O projeto, que ganhou o nome de ‘Eliminar a dengue’, já conta com a colaboração de seis países, além do Brasil.

Mosquitos no Brasil

Aqui, os primeiros testes de cruzamentos entre mosquitos normais e os infectados com a Wolbachia serão realizados em criadouros no campus da Fiocruz no ano que vem. Apesar dos bons resultados obtidos na Austrália, os pesquisadores brasileiros ainda precisam verificar se a Wolbachia vai interagir da mesma maneira com os mosquitos e com os sorotipos de dengue encontrados no Brasil.

Confira animação que explica a nova estratégia de controle da dengue

A previsão é que, se tudo der certo, a partir de maio de 2014 se consiga a aprovação para que os mosquitos imunes brasileiros sejam liberados, inicialmente no Rio de Janeiro. Os locais exatos da soltura ainda estão sendo estudados.

O biólogo da Fiocruz Luciano Moreira, líder do projeto no Brasil, diz que, quando o procedimento for realizado, os moradores serão avisados. Vale lembrar que, segundo o pesquisador, a bactéria introduzida nos mosquitos não é passada para sua saliva e, portanto, não há chance de contágio em humanos.

Outros estudos apontam que a Wolbachia pode ainda ser usada para o controle de febre amarela e malária

Também já estão programados experimentos na Indonésia, Vietnã e China, grandes polos de transmissão da dengue. O’Neill estima que a repetição da estratégia nesses países pode beneficiar os cerca de 2,5 bilhões de pessoas que vivem em áreas de risco da doença.

Outros estudos apontam que a Wolbachia pode ainda ser usada para o controle de febre amarela e malária, doenças que também preocupam o brasileiro.

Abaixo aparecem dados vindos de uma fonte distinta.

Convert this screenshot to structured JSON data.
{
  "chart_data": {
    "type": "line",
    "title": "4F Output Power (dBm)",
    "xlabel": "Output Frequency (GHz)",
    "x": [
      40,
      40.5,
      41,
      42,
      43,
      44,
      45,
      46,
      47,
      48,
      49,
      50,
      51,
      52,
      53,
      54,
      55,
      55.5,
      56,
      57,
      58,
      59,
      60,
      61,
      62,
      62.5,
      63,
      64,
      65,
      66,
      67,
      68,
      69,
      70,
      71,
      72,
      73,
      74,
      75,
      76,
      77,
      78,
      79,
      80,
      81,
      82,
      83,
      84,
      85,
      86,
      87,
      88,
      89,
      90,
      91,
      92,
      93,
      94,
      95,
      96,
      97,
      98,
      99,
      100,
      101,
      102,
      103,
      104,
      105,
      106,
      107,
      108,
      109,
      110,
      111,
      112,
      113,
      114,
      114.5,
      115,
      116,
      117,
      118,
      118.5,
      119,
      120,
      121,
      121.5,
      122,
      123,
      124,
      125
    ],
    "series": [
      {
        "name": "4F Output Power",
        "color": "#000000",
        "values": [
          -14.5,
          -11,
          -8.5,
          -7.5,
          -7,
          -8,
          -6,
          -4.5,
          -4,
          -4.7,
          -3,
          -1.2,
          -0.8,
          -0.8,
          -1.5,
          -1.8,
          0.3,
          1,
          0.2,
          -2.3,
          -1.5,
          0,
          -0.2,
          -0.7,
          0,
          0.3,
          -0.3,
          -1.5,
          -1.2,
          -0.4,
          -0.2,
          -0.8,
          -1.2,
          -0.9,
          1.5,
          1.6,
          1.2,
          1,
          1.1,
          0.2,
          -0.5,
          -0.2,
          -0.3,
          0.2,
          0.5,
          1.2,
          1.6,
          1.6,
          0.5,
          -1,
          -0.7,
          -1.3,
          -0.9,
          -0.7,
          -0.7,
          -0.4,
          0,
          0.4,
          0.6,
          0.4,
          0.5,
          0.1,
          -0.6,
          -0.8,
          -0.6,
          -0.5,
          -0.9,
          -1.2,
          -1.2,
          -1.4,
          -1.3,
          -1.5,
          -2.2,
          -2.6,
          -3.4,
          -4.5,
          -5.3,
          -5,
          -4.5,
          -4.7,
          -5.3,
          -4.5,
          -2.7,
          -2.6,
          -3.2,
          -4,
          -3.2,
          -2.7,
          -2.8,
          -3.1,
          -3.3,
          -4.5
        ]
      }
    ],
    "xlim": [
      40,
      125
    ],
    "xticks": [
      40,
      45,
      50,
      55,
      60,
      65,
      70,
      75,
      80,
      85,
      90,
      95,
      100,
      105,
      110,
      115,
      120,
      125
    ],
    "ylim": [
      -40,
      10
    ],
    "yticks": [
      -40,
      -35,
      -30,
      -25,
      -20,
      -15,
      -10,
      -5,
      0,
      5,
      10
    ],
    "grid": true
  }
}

Embora esse não seja o foco atual da pesquisa no Brasil, Moreira não descarta esses estudos.

Mosquito por mosquito

Outras pesquisas com mosquitos modificados para o controle da dengue já vinham sendo feitas no Brasil. A mais conhecida é uma iniciativa da Universidade de São Paulo (USP) em que machos de Aedes aegypti geneticamente alterados para se tornarem estéreis foram liberados na Bahia.

A ideia do projeto, que obteve R$ 1,7 milhão do Ministério da Saúde, era que os machos que não conseguem se reproduzir atraíssem fêmeas em período de cópula e, no final das contas, estas perdessem a chance de ter filhotes. Assim, a probabilidade de nascerem mosquitos infectados com o vírus da dengue seria menor.

Moreira aponta, no entanto, que o projeto ‘Eliminar a dengue’ – que recebeu R$ 600 mil do Ministério da Saúde e R$ 600 mil da Austrália para a realização da etapa brasileira – é mais eficaz que o da USP. Além disso, a produção do mosquito com Wolbachia em laboratório é mais fácil. “Uma vez que os mosquitos infectados com a bactéria são liberados, não precisamos soltar outros depois. É um projeto economicamente mais viável e que pode alcançar melhores resultados.”